Exkurs Fluchen - Abwehr der Quälgeister
Sprachlich gibt es zwei Arten der Abwehr - den Fluch und den Witz. Das, was man am meisten hasst, worunter man am stärksten leidet, was einen am meisten bedrückt, wird beflucht oder bespöttelt, also durch den Kakao gezogen, kleingemacht. Was bedrückt, rührt meist von Erfahrungen aus der frühen Kindheit.
Verdammt noch mal - wie am besten fluchen?
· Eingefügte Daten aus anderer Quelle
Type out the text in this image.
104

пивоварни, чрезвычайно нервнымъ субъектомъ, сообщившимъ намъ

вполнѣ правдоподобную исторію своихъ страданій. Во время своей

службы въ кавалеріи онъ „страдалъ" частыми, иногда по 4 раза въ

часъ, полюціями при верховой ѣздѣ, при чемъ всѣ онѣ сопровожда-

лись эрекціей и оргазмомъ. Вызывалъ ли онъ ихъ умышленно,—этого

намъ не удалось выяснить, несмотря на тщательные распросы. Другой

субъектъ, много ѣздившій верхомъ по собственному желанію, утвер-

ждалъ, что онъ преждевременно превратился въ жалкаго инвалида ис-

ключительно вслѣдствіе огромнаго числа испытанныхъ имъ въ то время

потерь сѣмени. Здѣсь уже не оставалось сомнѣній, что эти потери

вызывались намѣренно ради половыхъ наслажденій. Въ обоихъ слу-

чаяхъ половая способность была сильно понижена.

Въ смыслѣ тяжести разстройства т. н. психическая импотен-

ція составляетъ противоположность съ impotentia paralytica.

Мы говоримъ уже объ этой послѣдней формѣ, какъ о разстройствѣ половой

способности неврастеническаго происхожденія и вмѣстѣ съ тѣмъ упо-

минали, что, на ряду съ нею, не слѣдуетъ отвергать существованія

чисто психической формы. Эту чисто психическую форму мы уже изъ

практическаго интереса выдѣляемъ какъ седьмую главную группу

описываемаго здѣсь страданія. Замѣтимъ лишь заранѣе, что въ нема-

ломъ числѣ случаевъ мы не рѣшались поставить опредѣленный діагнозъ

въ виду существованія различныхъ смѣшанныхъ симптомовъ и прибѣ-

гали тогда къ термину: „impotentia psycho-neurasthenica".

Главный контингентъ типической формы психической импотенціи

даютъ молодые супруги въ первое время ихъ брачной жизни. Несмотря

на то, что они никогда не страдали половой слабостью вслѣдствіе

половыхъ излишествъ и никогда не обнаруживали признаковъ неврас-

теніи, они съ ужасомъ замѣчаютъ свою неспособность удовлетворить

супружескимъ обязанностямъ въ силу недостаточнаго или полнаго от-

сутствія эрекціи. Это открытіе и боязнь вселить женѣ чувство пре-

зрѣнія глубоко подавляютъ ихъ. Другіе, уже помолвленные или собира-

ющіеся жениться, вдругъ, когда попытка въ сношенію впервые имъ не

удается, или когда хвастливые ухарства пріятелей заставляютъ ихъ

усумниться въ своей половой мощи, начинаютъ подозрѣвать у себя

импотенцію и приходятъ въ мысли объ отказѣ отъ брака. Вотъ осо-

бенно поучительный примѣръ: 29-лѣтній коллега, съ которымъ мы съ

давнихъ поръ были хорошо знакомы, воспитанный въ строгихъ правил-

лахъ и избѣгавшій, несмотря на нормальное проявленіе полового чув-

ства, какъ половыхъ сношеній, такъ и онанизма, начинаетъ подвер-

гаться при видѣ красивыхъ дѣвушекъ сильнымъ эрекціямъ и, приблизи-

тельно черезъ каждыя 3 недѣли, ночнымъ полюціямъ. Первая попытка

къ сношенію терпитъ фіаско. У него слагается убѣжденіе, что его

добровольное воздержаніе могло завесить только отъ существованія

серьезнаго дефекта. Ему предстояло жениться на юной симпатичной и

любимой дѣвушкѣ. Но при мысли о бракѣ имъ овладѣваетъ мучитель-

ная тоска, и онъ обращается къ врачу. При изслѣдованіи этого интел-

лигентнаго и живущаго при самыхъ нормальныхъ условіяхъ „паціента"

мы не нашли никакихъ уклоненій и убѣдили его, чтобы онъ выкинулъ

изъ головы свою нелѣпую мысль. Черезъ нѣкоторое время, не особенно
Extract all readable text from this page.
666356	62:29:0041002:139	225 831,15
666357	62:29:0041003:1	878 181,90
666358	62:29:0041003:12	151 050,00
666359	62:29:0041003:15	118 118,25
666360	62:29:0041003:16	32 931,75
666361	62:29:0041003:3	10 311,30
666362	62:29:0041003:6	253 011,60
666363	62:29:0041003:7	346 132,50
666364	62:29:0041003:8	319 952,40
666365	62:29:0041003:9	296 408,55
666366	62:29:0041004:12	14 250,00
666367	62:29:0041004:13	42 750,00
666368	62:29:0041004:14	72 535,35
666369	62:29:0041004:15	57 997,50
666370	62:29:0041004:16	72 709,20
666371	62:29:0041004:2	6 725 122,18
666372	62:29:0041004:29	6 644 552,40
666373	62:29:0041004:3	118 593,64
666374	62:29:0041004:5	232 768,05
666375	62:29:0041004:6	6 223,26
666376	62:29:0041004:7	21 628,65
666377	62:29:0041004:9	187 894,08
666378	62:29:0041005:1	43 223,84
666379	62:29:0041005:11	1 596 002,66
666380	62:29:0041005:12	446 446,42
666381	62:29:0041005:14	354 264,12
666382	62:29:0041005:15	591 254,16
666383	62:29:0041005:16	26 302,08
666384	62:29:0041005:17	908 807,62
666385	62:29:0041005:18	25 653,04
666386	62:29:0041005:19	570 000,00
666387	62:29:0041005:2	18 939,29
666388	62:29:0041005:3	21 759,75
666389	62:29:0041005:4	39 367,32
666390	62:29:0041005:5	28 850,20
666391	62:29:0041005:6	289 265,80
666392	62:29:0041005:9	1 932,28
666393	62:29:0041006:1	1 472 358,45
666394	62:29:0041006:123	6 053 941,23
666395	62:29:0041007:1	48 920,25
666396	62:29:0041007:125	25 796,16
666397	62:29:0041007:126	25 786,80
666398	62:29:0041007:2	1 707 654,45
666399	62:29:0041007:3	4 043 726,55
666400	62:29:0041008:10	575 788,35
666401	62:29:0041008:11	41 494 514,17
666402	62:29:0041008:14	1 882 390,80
Ähnlich werden auch Menschen bzw. Handlungen, die ersehnt, aber unerreichbar sind, niedergemacht, wie z.B. Frauen allgemein und alles Geschlechtliche. Sexuelle Beziehungen gibt es im Islam beispielsweise nur gegen Heirat, meist einhergehend mit einer Riesenverschuldung. Das, wonach mann der Sinn steht, worauf sich das Interesse konzentriert, genau das muss zumindest sprachlich kaputtgemacht, im alltäglichen Leben verdrängt werden. Warum? Weil man es nicht kriegen kann.
Lateiner, Engländer und Holländer
Tatsächlich hatte Sarkozy auf der erwähnten Landwirtschaftsausstellung Folgendes von sich gegeben: "Hau ab, arme Votze!" (1)
"Le con", engl. "cunt", ist genau das. "You cunt", und das Gegenstück "You prick" oder "Silly prick", "fuck" usw., "get stuffed" sind häufig vorkommende Flüche bzw. Aufforderungen im Englischen, wahrscheinlich mehr als "shit". Fragt man Deutsche nach dem meistgebrauchen Schimpfwort, so fällt es ihnen deshalb nicht ein, weil "Scheiße" so häufig gebraucht wird, dass es kaum noch auffällt. Ähnlich in Frankreich: "c´est con", "ce con", c´est une connerie" usw. begleiten die Franzosen den ganzen lieben Tag.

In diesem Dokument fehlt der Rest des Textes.